A man with dual citizenship of Sweden and Britain has pleaded guilty in the United States to fraud and money laundering after selling counterfeit cryptocurrency alongside one of the world’s most wanted fugitives, a woman known as the “crypto queen,” Reuters reported.
Carl Greenwood, 45, was arrested in Thailand and extradited to the United States in 2018 for his involvement in the launch and sale of OneCoin, an alleged cryptocurrency that Manhattan federal prosecutors say was nothing more than a pyramid scheme that defrauded investors out of $4 billion dollars
Greenwood has been in custody since his arrest.
He pleaded guilty days after New York state prosecutors charged Sam Benkman-Fried, the founder of cryptocurrency trading platform FTX, with allegedly stealing billions of dollars from customer deposits.
“This guilty plea by the OneCoin co-founder caps a week in which prosecutors in New York sent a clear message that we are prosecuting anyone who fraudulently exploits the cryptocurrency ecosystem,” said Damian Williams, U.S. Attorney. press release Head of State.
U.S. prosecutors say Greenwood founded OneCoin in Sofia in 2014 with Ruya Ignatova, a German citizen of Bulgarian descent who was nicknamed the “crypto queen.”

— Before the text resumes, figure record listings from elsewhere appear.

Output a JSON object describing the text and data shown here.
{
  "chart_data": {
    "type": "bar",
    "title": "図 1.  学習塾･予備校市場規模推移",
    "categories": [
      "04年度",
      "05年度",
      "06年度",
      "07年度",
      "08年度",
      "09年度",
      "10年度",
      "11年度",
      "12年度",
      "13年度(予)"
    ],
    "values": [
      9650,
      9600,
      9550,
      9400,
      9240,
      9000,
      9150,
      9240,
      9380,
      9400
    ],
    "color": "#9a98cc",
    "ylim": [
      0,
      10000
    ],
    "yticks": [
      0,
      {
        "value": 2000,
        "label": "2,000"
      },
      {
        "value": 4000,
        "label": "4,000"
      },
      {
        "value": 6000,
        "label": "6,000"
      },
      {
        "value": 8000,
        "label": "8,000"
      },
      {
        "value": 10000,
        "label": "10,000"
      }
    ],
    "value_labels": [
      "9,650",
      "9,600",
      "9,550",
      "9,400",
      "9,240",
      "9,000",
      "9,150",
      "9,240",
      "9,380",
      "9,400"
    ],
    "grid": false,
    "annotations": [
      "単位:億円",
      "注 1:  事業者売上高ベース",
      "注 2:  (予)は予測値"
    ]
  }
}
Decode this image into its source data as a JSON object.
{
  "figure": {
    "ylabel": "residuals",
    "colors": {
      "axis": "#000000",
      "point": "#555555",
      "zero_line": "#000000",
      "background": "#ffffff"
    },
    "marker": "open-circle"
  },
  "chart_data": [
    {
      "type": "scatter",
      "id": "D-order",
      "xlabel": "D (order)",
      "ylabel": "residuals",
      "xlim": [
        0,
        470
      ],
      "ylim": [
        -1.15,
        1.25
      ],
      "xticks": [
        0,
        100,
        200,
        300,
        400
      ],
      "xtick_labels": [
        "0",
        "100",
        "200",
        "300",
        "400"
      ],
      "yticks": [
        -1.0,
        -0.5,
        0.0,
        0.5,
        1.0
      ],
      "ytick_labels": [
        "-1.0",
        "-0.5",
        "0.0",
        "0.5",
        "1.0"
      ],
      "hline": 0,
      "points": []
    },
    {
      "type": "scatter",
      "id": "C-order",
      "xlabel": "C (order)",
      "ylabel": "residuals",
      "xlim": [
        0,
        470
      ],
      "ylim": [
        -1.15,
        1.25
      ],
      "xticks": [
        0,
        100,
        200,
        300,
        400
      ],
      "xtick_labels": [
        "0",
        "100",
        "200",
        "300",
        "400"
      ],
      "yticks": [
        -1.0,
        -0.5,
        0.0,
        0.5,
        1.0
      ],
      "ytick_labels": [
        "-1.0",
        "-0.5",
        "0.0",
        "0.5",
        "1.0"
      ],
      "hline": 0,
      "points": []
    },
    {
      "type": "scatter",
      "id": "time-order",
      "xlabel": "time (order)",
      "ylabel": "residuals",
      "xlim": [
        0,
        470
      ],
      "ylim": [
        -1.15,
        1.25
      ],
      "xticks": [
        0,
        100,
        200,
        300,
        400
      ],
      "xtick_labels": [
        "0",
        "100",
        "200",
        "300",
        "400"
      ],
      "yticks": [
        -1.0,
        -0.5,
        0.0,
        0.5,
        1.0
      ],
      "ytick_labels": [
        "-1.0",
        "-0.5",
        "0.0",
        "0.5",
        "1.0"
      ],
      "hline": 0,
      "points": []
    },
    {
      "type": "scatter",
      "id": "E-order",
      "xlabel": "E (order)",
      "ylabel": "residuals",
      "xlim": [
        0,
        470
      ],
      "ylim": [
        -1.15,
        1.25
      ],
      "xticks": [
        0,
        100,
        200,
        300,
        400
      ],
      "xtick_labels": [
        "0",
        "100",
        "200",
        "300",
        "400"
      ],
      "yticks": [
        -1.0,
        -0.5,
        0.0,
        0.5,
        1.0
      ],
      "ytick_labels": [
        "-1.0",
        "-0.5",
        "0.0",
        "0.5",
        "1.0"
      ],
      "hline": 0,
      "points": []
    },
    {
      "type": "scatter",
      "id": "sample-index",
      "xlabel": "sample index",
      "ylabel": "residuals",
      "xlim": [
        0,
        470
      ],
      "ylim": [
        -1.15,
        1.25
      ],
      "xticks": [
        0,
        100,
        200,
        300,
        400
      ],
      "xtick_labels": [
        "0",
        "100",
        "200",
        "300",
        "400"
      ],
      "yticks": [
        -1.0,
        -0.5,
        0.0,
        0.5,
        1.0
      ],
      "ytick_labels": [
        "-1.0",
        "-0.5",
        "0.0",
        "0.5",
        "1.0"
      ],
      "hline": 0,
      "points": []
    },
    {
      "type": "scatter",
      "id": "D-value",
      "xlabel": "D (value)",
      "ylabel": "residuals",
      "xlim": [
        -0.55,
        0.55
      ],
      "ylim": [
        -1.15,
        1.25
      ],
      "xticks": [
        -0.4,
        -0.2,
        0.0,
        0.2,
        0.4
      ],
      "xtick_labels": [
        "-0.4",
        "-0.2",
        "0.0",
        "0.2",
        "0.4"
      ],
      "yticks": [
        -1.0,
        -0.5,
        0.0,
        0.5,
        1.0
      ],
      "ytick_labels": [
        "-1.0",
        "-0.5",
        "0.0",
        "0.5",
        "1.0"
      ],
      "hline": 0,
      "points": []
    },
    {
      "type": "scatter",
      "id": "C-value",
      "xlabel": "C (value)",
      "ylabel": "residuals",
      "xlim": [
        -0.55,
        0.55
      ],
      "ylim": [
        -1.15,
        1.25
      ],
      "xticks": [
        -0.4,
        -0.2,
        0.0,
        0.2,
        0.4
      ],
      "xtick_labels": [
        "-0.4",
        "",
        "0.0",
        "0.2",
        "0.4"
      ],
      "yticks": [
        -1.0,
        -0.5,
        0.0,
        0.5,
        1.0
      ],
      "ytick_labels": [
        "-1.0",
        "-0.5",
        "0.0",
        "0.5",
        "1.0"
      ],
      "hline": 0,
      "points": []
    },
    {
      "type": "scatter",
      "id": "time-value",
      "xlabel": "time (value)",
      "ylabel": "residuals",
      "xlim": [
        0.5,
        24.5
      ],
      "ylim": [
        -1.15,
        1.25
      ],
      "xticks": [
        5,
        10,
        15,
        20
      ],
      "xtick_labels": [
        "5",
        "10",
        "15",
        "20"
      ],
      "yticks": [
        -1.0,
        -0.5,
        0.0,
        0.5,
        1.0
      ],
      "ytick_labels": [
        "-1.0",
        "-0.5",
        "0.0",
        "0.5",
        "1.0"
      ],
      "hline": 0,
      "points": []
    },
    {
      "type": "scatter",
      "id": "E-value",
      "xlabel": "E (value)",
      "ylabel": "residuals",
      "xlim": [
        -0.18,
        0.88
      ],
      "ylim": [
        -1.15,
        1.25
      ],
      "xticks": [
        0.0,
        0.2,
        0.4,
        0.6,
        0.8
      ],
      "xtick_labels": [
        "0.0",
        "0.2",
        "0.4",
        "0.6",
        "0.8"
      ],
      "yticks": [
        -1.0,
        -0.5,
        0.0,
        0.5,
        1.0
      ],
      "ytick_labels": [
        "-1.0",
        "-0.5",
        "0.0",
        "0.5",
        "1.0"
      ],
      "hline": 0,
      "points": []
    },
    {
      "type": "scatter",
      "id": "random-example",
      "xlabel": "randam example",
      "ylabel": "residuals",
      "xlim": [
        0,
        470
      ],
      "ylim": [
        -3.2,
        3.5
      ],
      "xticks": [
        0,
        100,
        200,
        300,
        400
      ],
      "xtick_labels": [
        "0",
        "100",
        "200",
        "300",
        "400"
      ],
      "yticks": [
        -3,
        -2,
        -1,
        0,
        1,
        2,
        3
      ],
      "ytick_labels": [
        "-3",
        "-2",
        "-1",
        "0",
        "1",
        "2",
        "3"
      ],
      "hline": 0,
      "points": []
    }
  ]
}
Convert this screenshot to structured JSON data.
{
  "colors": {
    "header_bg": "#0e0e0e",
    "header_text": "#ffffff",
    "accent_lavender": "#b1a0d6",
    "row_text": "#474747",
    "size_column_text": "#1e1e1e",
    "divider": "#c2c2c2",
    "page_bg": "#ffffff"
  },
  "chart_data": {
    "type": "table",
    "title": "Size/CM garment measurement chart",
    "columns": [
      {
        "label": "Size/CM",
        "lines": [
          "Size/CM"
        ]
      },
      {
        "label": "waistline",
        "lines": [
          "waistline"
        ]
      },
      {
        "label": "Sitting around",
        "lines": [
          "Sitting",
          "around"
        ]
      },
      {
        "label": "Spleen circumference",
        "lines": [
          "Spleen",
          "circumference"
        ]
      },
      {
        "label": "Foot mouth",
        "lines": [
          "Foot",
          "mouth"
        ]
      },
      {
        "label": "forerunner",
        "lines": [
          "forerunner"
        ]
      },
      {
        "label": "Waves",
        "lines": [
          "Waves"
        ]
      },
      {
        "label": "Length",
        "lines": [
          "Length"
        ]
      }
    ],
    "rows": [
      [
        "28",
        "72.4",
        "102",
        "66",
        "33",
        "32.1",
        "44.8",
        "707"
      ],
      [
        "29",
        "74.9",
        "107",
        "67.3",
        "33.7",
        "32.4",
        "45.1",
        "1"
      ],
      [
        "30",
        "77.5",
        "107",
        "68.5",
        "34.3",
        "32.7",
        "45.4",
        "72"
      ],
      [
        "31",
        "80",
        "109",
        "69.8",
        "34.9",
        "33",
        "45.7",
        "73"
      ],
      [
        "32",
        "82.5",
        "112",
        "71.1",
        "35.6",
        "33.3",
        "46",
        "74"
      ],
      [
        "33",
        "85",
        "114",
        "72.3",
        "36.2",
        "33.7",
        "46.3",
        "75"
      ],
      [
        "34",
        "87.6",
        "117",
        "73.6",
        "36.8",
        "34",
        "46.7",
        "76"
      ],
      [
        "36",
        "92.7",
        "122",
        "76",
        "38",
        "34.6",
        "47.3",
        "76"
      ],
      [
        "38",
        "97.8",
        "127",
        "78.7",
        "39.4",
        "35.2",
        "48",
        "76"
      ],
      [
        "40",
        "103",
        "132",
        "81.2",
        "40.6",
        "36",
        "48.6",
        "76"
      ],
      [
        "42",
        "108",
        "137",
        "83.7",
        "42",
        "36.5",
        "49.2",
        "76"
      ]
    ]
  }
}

“Cryptoregina” Rui Ignatov, wanted in the USA and Europe
In June, the FBI put her on its 10 most wanted list, and the prosecutor’s office in New York said it still had no information on her whereabouts.
A month earlier, following a request from the German police, Europol included Rudja on the most wanted list.
Europol’s website said at the time that it was “suspected of persuading investors around the world to invest in this essentially worthless ‘currency’ by saying it was offering a €5,000 reward for any information, which will lead to the arrest of 41 people. – a year old woman.
According to a 2019 indictment filed by the U.S. Attorney’s Office, OneCoin, which Ignatova claimed at one time had more than 3 million users worldwide, actually operated as a multi-level marketing network that paid commissions to members for recruiting others.
The founder of the OneCoin scheme disappeared 5 years ago
The FBI and federal prosecutors have charged the Bulgarian creators of an international payment system based on the OneCoin cryptocurrency, which was also used in Romania at the time, with a pyramid scheme fraud.
OneCoin turned out to be a scam – the OneCoin blockchain was not behind it, and the founders of the company dictated the value of the cryptocurrency, not the market, as they claimed.
Ignatova ran the OneCoin organization until it disappeared without a trace in October 2017.
His brother Kostyantyn Ignatov headed the organization after its liquidation. He was arrested in the US, where he pleaded guilty to fraud and money laundering last November.